Dominikos Theotokopulus, soprannominato El Greco per le sue origini cretesi, svolse il suo apprendistato nella terra natale. Nel 1566 si trasferì a Venezia dove ebbe l’opportunità di conoscere le opere di Tiziano e di Tintoretto, subendo in particolare l’influenza di quest’ultimo, la cui pittura intensa e drammatica lo impressionò profondamente. Quattro anni più tardi raggiunse Roma dove studiò il percorso artistico dei principali pittori manieristi. Infine nel 1577 si trasferì a Toledo, dove rimase fino alla morte.

Partendo dall’esperienza della pittura italiana, El Greco sviluppò uno stile profondamente soggettivo, basato sul primato dell’immaginazione: da Tintoretto mutuò il senso del movimento e l’utilizzo drammatico della luce, da Tiziano imparò l’uso espressivo del colore, dagli artisti manieristi le linee sinuose ed allungate, approdando ad una pittura tormentata e tragica, carica d’intensità emotiva, talvolta così visionaria da renderlo uno dei maestri a cui guarderà la pittura Espressionista.
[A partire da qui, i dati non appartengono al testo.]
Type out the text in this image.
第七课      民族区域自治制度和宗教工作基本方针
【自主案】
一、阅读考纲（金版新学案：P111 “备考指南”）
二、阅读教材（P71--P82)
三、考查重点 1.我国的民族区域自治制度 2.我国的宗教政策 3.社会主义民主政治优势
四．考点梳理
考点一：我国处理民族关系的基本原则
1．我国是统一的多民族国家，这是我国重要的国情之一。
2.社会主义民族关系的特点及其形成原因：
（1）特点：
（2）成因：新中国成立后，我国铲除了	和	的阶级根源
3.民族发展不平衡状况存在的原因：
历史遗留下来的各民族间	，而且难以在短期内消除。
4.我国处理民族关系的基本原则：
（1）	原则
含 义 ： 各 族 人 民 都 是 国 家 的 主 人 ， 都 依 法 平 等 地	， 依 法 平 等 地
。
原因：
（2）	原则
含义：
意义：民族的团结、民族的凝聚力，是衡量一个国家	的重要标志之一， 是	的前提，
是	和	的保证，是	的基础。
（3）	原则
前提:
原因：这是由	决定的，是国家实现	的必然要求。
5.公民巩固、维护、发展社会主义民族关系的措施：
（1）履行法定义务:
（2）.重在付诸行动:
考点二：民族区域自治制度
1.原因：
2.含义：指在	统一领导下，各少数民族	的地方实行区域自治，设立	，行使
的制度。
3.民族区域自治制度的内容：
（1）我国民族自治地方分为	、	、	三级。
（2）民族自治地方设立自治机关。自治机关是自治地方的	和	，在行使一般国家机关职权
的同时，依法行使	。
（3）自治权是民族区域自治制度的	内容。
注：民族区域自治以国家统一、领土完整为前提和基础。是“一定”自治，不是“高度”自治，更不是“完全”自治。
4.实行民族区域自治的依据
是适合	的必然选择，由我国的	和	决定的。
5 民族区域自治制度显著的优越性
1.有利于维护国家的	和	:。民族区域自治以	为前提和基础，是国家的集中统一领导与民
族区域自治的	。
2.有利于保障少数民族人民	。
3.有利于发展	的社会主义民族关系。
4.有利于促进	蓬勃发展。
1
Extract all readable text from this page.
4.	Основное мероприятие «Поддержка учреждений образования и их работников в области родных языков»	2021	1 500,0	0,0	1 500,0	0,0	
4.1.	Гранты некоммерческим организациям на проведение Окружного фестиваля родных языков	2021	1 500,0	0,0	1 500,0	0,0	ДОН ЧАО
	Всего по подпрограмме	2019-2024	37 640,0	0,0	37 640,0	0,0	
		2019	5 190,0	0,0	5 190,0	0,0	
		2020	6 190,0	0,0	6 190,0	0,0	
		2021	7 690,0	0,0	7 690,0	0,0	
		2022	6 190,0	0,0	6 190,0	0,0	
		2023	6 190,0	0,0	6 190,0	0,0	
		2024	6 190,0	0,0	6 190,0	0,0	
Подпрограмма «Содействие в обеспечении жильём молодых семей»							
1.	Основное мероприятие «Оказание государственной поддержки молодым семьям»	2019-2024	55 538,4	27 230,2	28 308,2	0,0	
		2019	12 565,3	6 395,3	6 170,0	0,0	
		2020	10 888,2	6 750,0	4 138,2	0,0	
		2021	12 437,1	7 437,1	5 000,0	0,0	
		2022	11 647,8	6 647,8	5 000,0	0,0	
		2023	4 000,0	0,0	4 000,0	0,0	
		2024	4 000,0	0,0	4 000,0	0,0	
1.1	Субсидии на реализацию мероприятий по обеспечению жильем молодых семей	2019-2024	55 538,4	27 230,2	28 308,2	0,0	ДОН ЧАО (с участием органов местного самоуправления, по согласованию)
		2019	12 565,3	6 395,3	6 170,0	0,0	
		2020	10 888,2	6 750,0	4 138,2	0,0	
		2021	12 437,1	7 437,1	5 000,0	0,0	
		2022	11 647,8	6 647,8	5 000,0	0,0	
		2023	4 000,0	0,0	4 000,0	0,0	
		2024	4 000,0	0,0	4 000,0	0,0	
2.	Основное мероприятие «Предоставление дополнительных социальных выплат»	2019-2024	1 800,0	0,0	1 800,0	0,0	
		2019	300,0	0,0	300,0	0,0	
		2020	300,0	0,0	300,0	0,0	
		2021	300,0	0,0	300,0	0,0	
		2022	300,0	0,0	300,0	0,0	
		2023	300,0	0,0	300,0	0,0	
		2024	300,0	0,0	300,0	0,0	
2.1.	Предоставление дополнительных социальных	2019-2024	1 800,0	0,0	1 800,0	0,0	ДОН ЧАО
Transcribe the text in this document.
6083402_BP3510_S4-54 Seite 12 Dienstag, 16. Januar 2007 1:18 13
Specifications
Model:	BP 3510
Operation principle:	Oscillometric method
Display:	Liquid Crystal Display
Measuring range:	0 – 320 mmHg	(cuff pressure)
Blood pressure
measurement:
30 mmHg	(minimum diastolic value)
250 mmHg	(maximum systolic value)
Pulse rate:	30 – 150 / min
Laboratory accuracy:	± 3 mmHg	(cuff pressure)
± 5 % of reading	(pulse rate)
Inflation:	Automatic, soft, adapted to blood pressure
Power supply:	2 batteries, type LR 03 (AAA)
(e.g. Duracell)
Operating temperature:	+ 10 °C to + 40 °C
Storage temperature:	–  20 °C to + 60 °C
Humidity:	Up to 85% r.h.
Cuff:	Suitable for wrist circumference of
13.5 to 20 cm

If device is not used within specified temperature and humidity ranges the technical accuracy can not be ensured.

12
Il dipinto fu acquistato dagli Uffizi nel 1976 poiché la Galleria non possedeva nessuna opera di questo artista, considerato tra i più importanti pittori spagnoli di tutti i tempi.

I due santi, dai corpi allungati e dai volti sofferenti, incombono in primo piano contro un cielo denso di nubi plumbee. San Giovanni sorregge un calice d’oro dal quale esce un drago alato. Il particolare è una rara iconografia che fa riferimento ad un episodio della vita del Santo narrato nella Legenda Aurea di Jacopo da Varagine. Vi si racconta che il sacerdote del tempio di Diana a Efeso chiese a Giovanni di dimostrare la forza della sua fede cristiana, bevendo una coppa di veleno. Per dimostrarne l’effetto il sacerdote fece prima bere dal calice due condannati che morirono all’istante. Giovanni non solo rimase immune al veleno, ma subito dopo aver bevuto resuscitò anche i due morti. La raffigurazione del calice e del drago divenne il simbolo della contrapposizione fra la Chiesa e Satana, tema particolarmente caro alla Controriforma Cattolica, impegnata in quegli anni a combattere l’eresia protestante. I dipinti della tarda produzione di El Greco, come questo, mostrano infatti di risentire in maniera sempre più profonda del clima intensamente religioso della Spagna del tempo. L’opera è carica di un’atmosfera visionaria e drammatica volta a incutere nello spettatore un forte turbamento spirituale.